Alibaba Group Holding joined seven of China's major banks in launching an upgraded online financial product to offer low-interest loans to small and medium-sized trade companies, a move the largest e-commerce company in China said would help ease funding costs for these companies.
Alibaba announced Tuesday in Shanghai the launch of an online financial service providing fundraising for small companies.
The banks in the partnership, including Bank of China, China Merchants Bank and China Construction Bank, will decide on their own whether to make the loans, solely based on the companies' business performance data provided by Alibaba.
If a company completes three deals in six months with a trade volume of over $100,000, it can qualify for a loan of up to 10 million yuan ($1.6 million), according to Alibaba's press release. The loan's size will be pegged to the company's performance.
For companies registered on Alibaba's trade platform, onetouch.cn, $1.00 in trade volume guarantees 1 yuan in loan, while other companies can obtain 0.8 yuan for the same amount of trade volume, read the press release.
The annual interest rate is 12 percent, said Alibaba. By contrast, the one-year benchmark lending rate is set at 6.15 percent by the central bank.

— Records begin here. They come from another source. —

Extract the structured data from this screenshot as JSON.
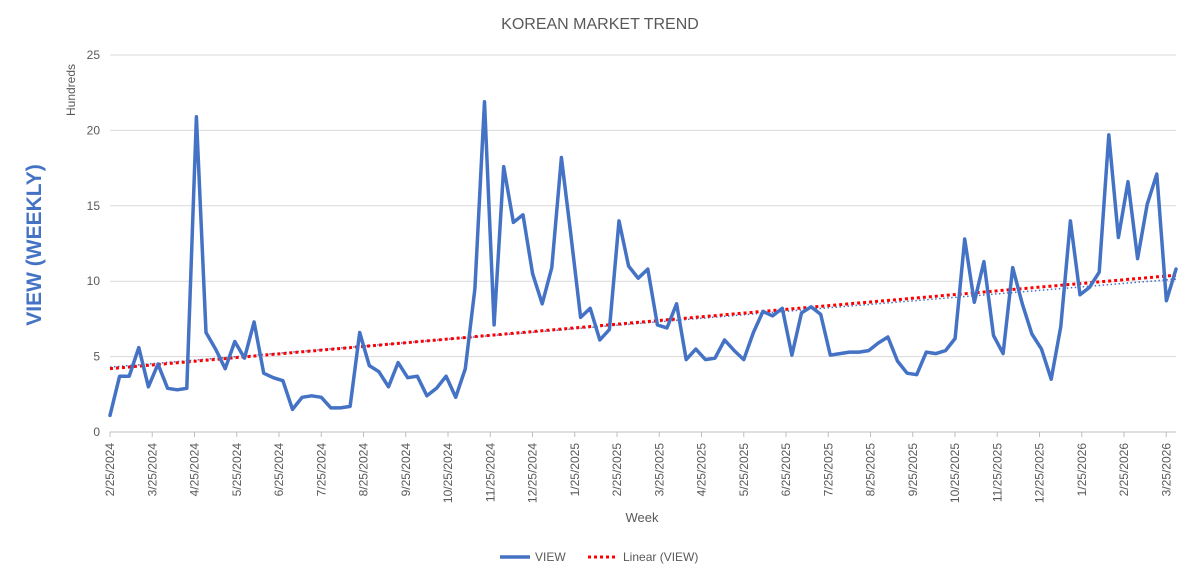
{
  "chart_data": {
    "type": "line",
    "title": "KOREAN MARKET TREND",
    "xlabel": "Week",
    "ylabel": "VIEW (WEEKLY)",
    "y_unit_label": "Hundreds",
    "ylim": [
      0,
      25
    ],
    "yticks": [
      0,
      5,
      10,
      15,
      20,
      25
    ],
    "grid": true,
    "legend_position": "bottom",
    "x_tick_labels": [
      "2/25/2024",
      "3/25/2024",
      "4/25/2024",
      "5/25/2024",
      "6/25/2024",
      "7/25/2024",
      "8/25/2024",
      "9/25/2024",
      "10/25/2024",
      "11/25/2024",
      "12/25/2024",
      "1/25/2025",
      "2/25/2025",
      "3/25/2025",
      "4/25/2025",
      "5/25/2025",
      "6/25/2025",
      "7/25/2025",
      "8/25/2025",
      "9/25/2025",
      "10/25/2025",
      "11/25/2025",
      "12/25/2025",
      "1/25/2026",
      "2/25/2026",
      "3/25/2026"
    ],
    "series": [
      {
        "name": "VIEW",
        "color": "#4472c4",
        "values": [
          1.1,
          3.7,
          3.7,
          5.6,
          3.0,
          4.5,
          2.9,
          2.8,
          2.9,
          20.9,
          6.6,
          5.5,
          4.2,
          6.0,
          4.9,
          7.3,
          3.9,
          3.6,
          3.4,
          1.5,
          2.3,
          2.4,
          2.3,
          1.6,
          1.6,
          1.7,
          6.6,
          4.4,
          4.0,
          3.0,
          4.6,
          3.6,
          3.7,
          2.4,
          2.9,
          3.7,
          2.3,
          4.2,
          9.5,
          21.9,
          7.1,
          17.6,
          13.9,
          14.4,
          10.5,
          8.5,
          10.9,
          18.2,
          13.0,
          7.6,
          8.2,
          6.1,
          6.8,
          14.0,
          11.0,
          10.2,
          10.8,
          7.1,
          6.9,
          8.5,
          4.8,
          5.5,
          4.8,
          4.9,
          6.1,
          5.4,
          4.8,
          6.6,
          8.0,
          7.7,
          8.2,
          5.1,
          7.9,
          8.3,
          7.8,
          5.1,
          5.2,
          5.3,
          5.3,
          5.4,
          5.9,
          6.3,
          4.7,
          3.9,
          3.8,
          5.3,
          5.2,
          5.4,
          6.2,
          12.8,
          8.6,
          11.3,
          6.4,
          5.2,
          10.9,
          8.5,
          6.5,
          5.5,
          3.5,
          7.0,
          14.0,
          9.1,
          9.6,
          10.6,
          19.7,
          12.9,
          16.6,
          11.5,
          15.1,
          17.1,
          8.7,
          10.8
        ]
      },
      {
        "name": "Linear (VIEW)",
        "color": "#ff0000",
        "style": "dotted",
        "trendline": "linear",
        "values": [
          4.2,
          10.4
        ]
      }
    ]
  }
}
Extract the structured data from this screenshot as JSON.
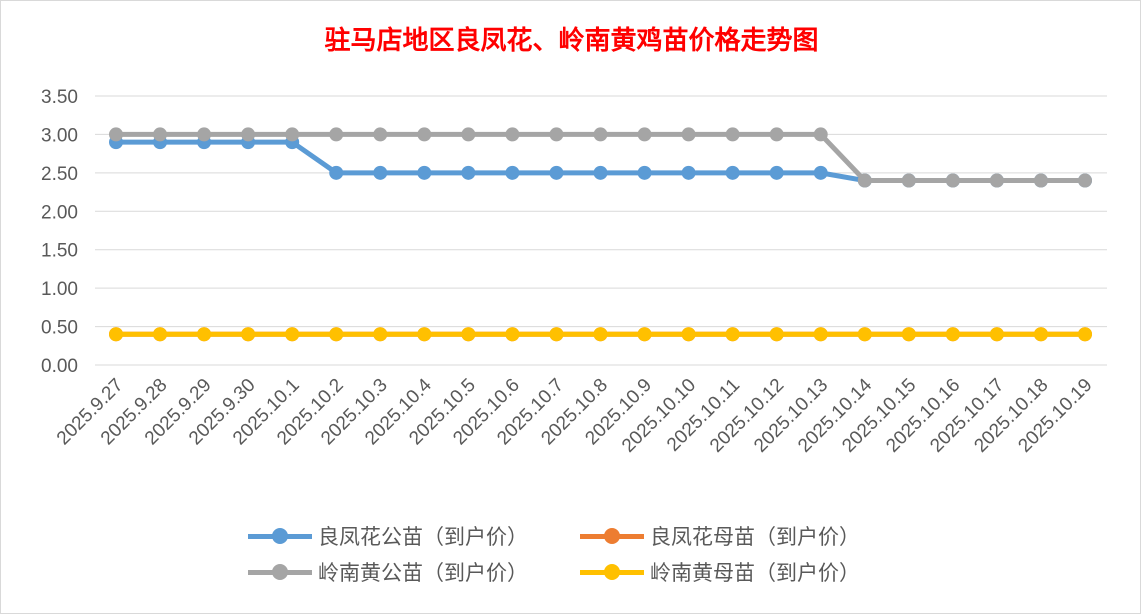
{
  "chart_data": {
    "type": "line",
    "title": "驻马店地区良凤花、岭南黄鸡苗价格走势图",
    "xlabel": "",
    "ylabel": "",
    "ylim": [
      0,
      3.5
    ],
    "yticks": [
      "0.00",
      "0.50",
      "1.00",
      "1.50",
      "2.00",
      "2.50",
      "3.00",
      "3.50"
    ],
    "grid": true,
    "legend_position": "bottom",
    "categories": [
      "2025.9.27",
      "2025.9.28",
      "2025.9.29",
      "2025.9.30",
      "2025.10.1",
      "2025.10.2",
      "2025.10.3",
      "2025.10.4",
      "2025.10.5",
      "2025.10.6",
      "2025.10.7",
      "2025.10.8",
      "2025.10.9",
      "2025.10.10",
      "2025.10.11",
      "2025.10.12",
      "2025.10.13",
      "2025.10.14",
      "2025.10.15",
      "2025.10.16",
      "2025.10.17",
      "2025.10.18",
      "2025.10.19"
    ],
    "series": [
      {
        "name": "良凤花公苗（到户价）",
        "color": "#5b9bd5",
        "values": [
          2.9,
          2.9,
          2.9,
          2.9,
          2.9,
          2.5,
          2.5,
          2.5,
          2.5,
          2.5,
          2.5,
          2.5,
          2.5,
          2.5,
          2.5,
          2.5,
          2.5,
          2.4,
          2.4,
          2.4,
          2.4,
          2.4,
          2.4
        ]
      },
      {
        "name": "良凤花母苗（到户价）",
        "color": "#ed7d31",
        "values": [
          0.4,
          0.4,
          0.4,
          0.4,
          0.4,
          0.4,
          0.4,
          0.4,
          0.4,
          0.4,
          0.4,
          0.4,
          0.4,
          0.4,
          0.4,
          0.4,
          0.4,
          0.4,
          0.4,
          0.4,
          0.4,
          0.4,
          0.4
        ]
      },
      {
        "name": "岭南黄公苗（到户价）",
        "color": "#a5a5a5",
        "values": [
          3.0,
          3.0,
          3.0,
          3.0,
          3.0,
          3.0,
          3.0,
          3.0,
          3.0,
          3.0,
          3.0,
          3.0,
          3.0,
          3.0,
          3.0,
          3.0,
          3.0,
          2.4,
          2.4,
          2.4,
          2.4,
          2.4,
          2.4
        ]
      },
      {
        "name": "岭南黄母苗（到户价）",
        "color": "#ffc000",
        "values": [
          0.4,
          0.4,
          0.4,
          0.4,
          0.4,
          0.4,
          0.4,
          0.4,
          0.4,
          0.4,
          0.4,
          0.4,
          0.4,
          0.4,
          0.4,
          0.4,
          0.4,
          0.4,
          0.4,
          0.4,
          0.4,
          0.4,
          0.4
        ]
      }
    ]
  },
  "colors": {
    "title": "#ff0000",
    "grid": "#d9d9d9",
    "text": "#595959"
  }
}
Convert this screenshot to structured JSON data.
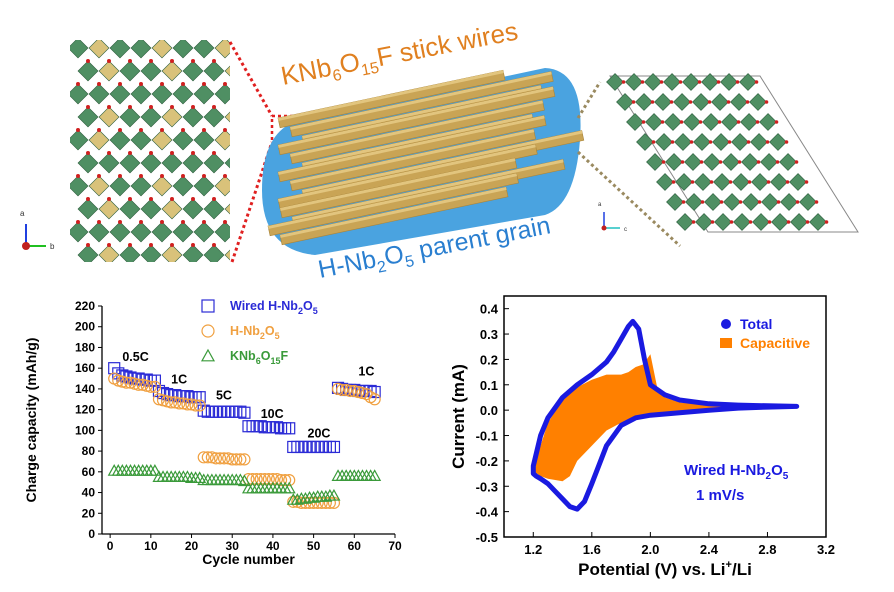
{
  "colors": {
    "wired": "#2b2bd6",
    "hnb": "#f0a040",
    "knb": "#3a9a3a",
    "total": "#1a1ae0",
    "capacitive": "#ff8000",
    "octa": "#4f8f63",
    "tetra": "#d9c27a",
    "rod": "#c9a455",
    "grain": "#4aa3e0",
    "label_orange": "#e08020",
    "label_blue": "#2a7fd0"
  },
  "illustration": {
    "wires_label_parts": [
      "KNb",
      "6",
      "O",
      "15",
      "F stick wires"
    ],
    "grain_label_parts": [
      "H-Nb",
      "2",
      "O",
      "5",
      " parent grain"
    ],
    "axis_left": {
      "a": "a",
      "b": "b"
    },
    "axis_right": {
      "a": "a",
      "c": "c"
    }
  },
  "chart_data": [
    {
      "type": "scatter",
      "xlabel": "Cycle number",
      "ylabel": "Charge capacity (mAh/g)",
      "xlim": [
        -2,
        70
      ],
      "ylim": [
        0,
        220
      ],
      "xticks": [
        0,
        10,
        20,
        30,
        40,
        50,
        60,
        70
      ],
      "yticks": [
        0,
        20,
        40,
        60,
        80,
        100,
        120,
        140,
        160,
        180,
        200,
        220
      ],
      "legend_position": "top-right",
      "legend": [
        {
          "marker": "square",
          "parts": [
            "Wired H-Nb",
            "2",
            "O",
            "5",
            ""
          ]
        },
        {
          "marker": "circle",
          "parts": [
            "H-Nb",
            "2",
            "O",
            "5",
            ""
          ]
        },
        {
          "marker": "triangle",
          "parts": [
            "KNb",
            "6",
            "O",
            "15",
            "F"
          ]
        }
      ],
      "annotations": [
        {
          "text": "0.5C",
          "x": 3,
          "y": 167
        },
        {
          "text": "1C",
          "x": 15,
          "y": 145
        },
        {
          "text": "5C",
          "x": 26,
          "y": 130
        },
        {
          "text": "10C",
          "x": 37,
          "y": 112
        },
        {
          "text": "20C",
          "x": 48.5,
          "y": 93
        },
        {
          "text": "1C",
          "x": 61,
          "y": 153
        }
      ],
      "series": [
        {
          "marker": "square",
          "segments": [
            {
              "x": [
                1,
                2,
                3,
                4,
                5,
                6,
                7,
                8,
                9,
                10,
                11
              ],
              "y": [
                160,
                155,
                153,
                152,
                151,
                150,
                150,
                149,
                149,
                148,
                148
              ]
            },
            {
              "x": [
                12,
                13,
                14,
                15,
                16,
                17,
                18,
                19,
                20,
                21,
                22
              ],
              "y": [
                138,
                136,
                135,
                134,
                134,
                133,
                133,
                133,
                132,
                132,
                132
              ]
            },
            {
              "x": [
                23,
                24,
                25,
                26,
                27,
                28,
                29,
                30,
                31,
                32,
                33
              ],
              "y": [
                119,
                118,
                118,
                118,
                118,
                118,
                118,
                118,
                118,
                118,
                117
              ]
            },
            {
              "x": [
                34,
                35,
                36,
                37,
                38,
                39,
                40,
                41,
                42,
                43,
                44
              ],
              "y": [
                104,
                104,
                104,
                104,
                103,
                103,
                103,
                103,
                102,
                102,
                102
              ]
            },
            {
              "x": [
                45,
                46,
                47,
                48,
                49,
                50,
                51,
                52,
                53,
                54,
                55
              ],
              "y": [
                84,
                84,
                84,
                84,
                84,
                84,
                84,
                84,
                84,
                84,
                84
              ]
            },
            {
              "x": [
                56,
                57,
                58,
                59,
                60,
                61,
                62,
                63,
                64,
                65
              ],
              "y": [
                141,
                140,
                139,
                139,
                139,
                138,
                138,
                138,
                138,
                137
              ]
            }
          ]
        },
        {
          "marker": "circle",
          "segments": [
            {
              "x": [
                1,
                2,
                3,
                4,
                5,
                6,
                7,
                8,
                9,
                10,
                11
              ],
              "y": [
                150,
                148,
                147,
                146,
                146,
                145,
                144,
                144,
                143,
                142,
                142
              ]
            },
            {
              "x": [
                12,
                13,
                14,
                15,
                16,
                17,
                18,
                19,
                20,
                21,
                22
              ],
              "y": [
                130,
                129,
                128,
                127,
                127,
                126,
                126,
                125,
                125,
                124,
                124
              ]
            },
            {
              "x": [
                23,
                24,
                25,
                26,
                27,
                28,
                29,
                30,
                31,
                32,
                33
              ],
              "y": [
                74,
                74,
                74,
                73,
                73,
                73,
                73,
                72,
                72,
                72,
                72
              ]
            },
            {
              "x": [
                34,
                35,
                36,
                37,
                38,
                39,
                40,
                41,
                42,
                43,
                44
              ],
              "y": [
                53,
                53,
                53,
                53,
                53,
                53,
                53,
                53,
                52,
                52,
                52
              ]
            },
            {
              "x": [
                45,
                46,
                47,
                48,
                49,
                50,
                51,
                52,
                53,
                54,
                55
              ],
              "y": [
                31,
                31,
                30,
                30,
                30,
                30,
                30,
                30,
                30,
                30,
                30
              ]
            },
            {
              "x": [
                56,
                57,
                58,
                59,
                60,
                61,
                62,
                63,
                64,
                65
              ],
              "y": [
                140,
                139,
                139,
                138,
                138,
                137,
                136,
                135,
                132,
                130
              ]
            }
          ]
        },
        {
          "marker": "triangle",
          "segments": [
            {
              "x": [
                1,
                2,
                3,
                4,
                5,
                6,
                7,
                8,
                9,
                10,
                11
              ],
              "y": [
                61,
                61,
                61,
                61,
                61,
                61,
                61,
                61,
                61,
                61,
                61
              ]
            },
            {
              "x": [
                12,
                13,
                14,
                15,
                16,
                17,
                18,
                19,
                20,
                21,
                22
              ],
              "y": [
                55,
                55,
                55,
                55,
                55,
                55,
                55,
                55,
                54,
                54,
                54
              ]
            },
            {
              "x": [
                23,
                24,
                25,
                26,
                27,
                28,
                29,
                30,
                31,
                32,
                33
              ],
              "y": [
                52,
                52,
                52,
                52,
                52,
                52,
                52,
                52,
                52,
                52,
                51
              ]
            },
            {
              "x": [
                34,
                35,
                36,
                37,
                38,
                39,
                40,
                41,
                42,
                43,
                44
              ],
              "y": [
                44,
                44,
                44,
                44,
                44,
                44,
                44,
                44,
                44,
                44,
                44
              ]
            },
            {
              "x": [
                45,
                46,
                47,
                48,
                49,
                50,
                51,
                52,
                53,
                54,
                55
              ],
              "y": [
                33,
                33,
                34,
                34,
                35,
                35,
                36,
                36,
                36,
                37,
                37
              ]
            },
            {
              "x": [
                56,
                57,
                58,
                59,
                60,
                61,
                62,
                63,
                64,
                65
              ],
              "y": [
                56,
                56,
                56,
                56,
                56,
                56,
                56,
                56,
                56,
                56
              ]
            }
          ]
        }
      ]
    },
    {
      "type": "area",
      "xlabel_parts": [
        "Potential (V) vs. Li",
        "+",
        "/Li"
      ],
      "ylabel": "Current (mA)",
      "xlim": [
        1.0,
        3.2
      ],
      "ylim": [
        -0.5,
        0.45
      ],
      "xticks": [
        1.2,
        1.6,
        2.0,
        2.4,
        2.8,
        3.2
      ],
      "xtick_labels": [
        "1.2",
        "1.6",
        "2.0",
        "2.4",
        "2.8",
        "3.2"
      ],
      "yticks": [
        -0.5,
        -0.4,
        -0.3,
        -0.2,
        -0.1,
        0.0,
        0.1,
        0.2,
        0.3,
        0.4
      ],
      "ytick_labels": [
        "-0.5",
        "-0.4",
        "-0.3",
        "-0.2",
        "-0.1",
        "0.0",
        "0.1",
        "0.2",
        "0.3",
        "0.4"
      ],
      "legend_position": "top-right",
      "legend": [
        {
          "marker": "dot",
          "text": "Total"
        },
        {
          "marker": "square",
          "text": "Capacitive"
        }
      ],
      "sample_label_parts": [
        "Wired H-Nb",
        "2",
        "O",
        "5",
        ""
      ],
      "rate_label": "1 mV/s",
      "series": [
        {
          "name": "Total",
          "x": [
            1.2,
            1.25,
            1.3,
            1.4,
            1.5,
            1.6,
            1.7,
            1.75,
            1.8,
            1.85,
            1.88,
            1.92,
            1.96,
            2.0,
            2.1,
            2.2,
            2.4,
            2.6,
            2.8,
            3.0,
            2.8,
            2.6,
            2.4,
            2.2,
            2.0,
            1.9,
            1.8,
            1.7,
            1.6,
            1.55,
            1.5,
            1.45,
            1.4,
            1.35,
            1.3,
            1.25,
            1.22,
            1.2
          ],
          "y": [
            -0.22,
            -0.1,
            -0.03,
            0.05,
            0.1,
            0.14,
            0.19,
            0.23,
            0.28,
            0.33,
            0.35,
            0.32,
            0.2,
            0.1,
            0.06,
            0.04,
            0.025,
            0.02,
            0.017,
            0.015,
            0.012,
            0.008,
            0.0,
            -0.01,
            -0.02,
            -0.03,
            -0.06,
            -0.14,
            -0.29,
            -0.36,
            -0.39,
            -0.38,
            -0.35,
            -0.32,
            -0.29,
            -0.27,
            -0.26,
            -0.25
          ]
        },
        {
          "name": "Capacitive",
          "x": [
            1.2,
            1.3,
            1.4,
            1.5,
            1.6,
            1.7,
            1.8,
            1.85,
            1.9,
            1.95,
            2.0,
            2.05,
            2.1,
            2.2,
            2.4,
            2.6,
            2.8,
            3.0,
            2.8,
            2.6,
            2.4,
            2.2,
            2.0,
            1.9,
            1.8,
            1.7,
            1.6,
            1.5,
            1.45,
            1.4,
            1.3,
            1.25,
            1.2
          ],
          "y": [
            -0.23,
            -0.05,
            0.04,
            0.09,
            0.12,
            0.14,
            0.14,
            0.15,
            0.17,
            0.18,
            0.22,
            0.08,
            0.05,
            0.03,
            0.02,
            0.015,
            0.013,
            0.012,
            0.008,
            0.004,
            -0.002,
            -0.01,
            -0.02,
            -0.03,
            -0.05,
            -0.08,
            -0.14,
            -0.2,
            -0.26,
            -0.28,
            -0.27,
            -0.26,
            -0.24
          ]
        }
      ]
    }
  ]
}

Labeling Alibaba a data provider instead of an Internet or e-commerce company, Wu Minzhi, president of B2B (business-to-business) section for Alibaba, said that the core value of B2B, business-to-customer or even customer-to-customer is the data accumulated through a company's business history.
"Only on the basis of this business data could it be possible for us to better solve the difficulty of funding for small and medium-sized companies, with the cooperation with the banks," said Wu in the news conference.
"More export-related data means more funding support. Big data makes the flow of funding more compatible with a company's real demand," said Tang Zhihong, deputy head of China Merchants Bank.
The big data advocated by Internet companies has reshuffled the financial industry, analysts believe.
"If Alibaba is just a data provider and the banks hold the decision-making right, it would bring about a reform of the risk assessment process," Yi Huanhuan, an analyst of Hongyuan Securities, told the Global Times.
Yi noted that these types of partnership will also help banks meet the criteria for the lower banking reserve requirement, as this policy benefit is only available to banks that are able to offer a required amount of funding to small and medium-sized companies.
By the end of 2013, there were about 11.7 million micro and small-sized enterprises in China, 76.6 percent of the number of Chinese enterprises, according to a report issued by China's State Administration for Industry and Commerce in March.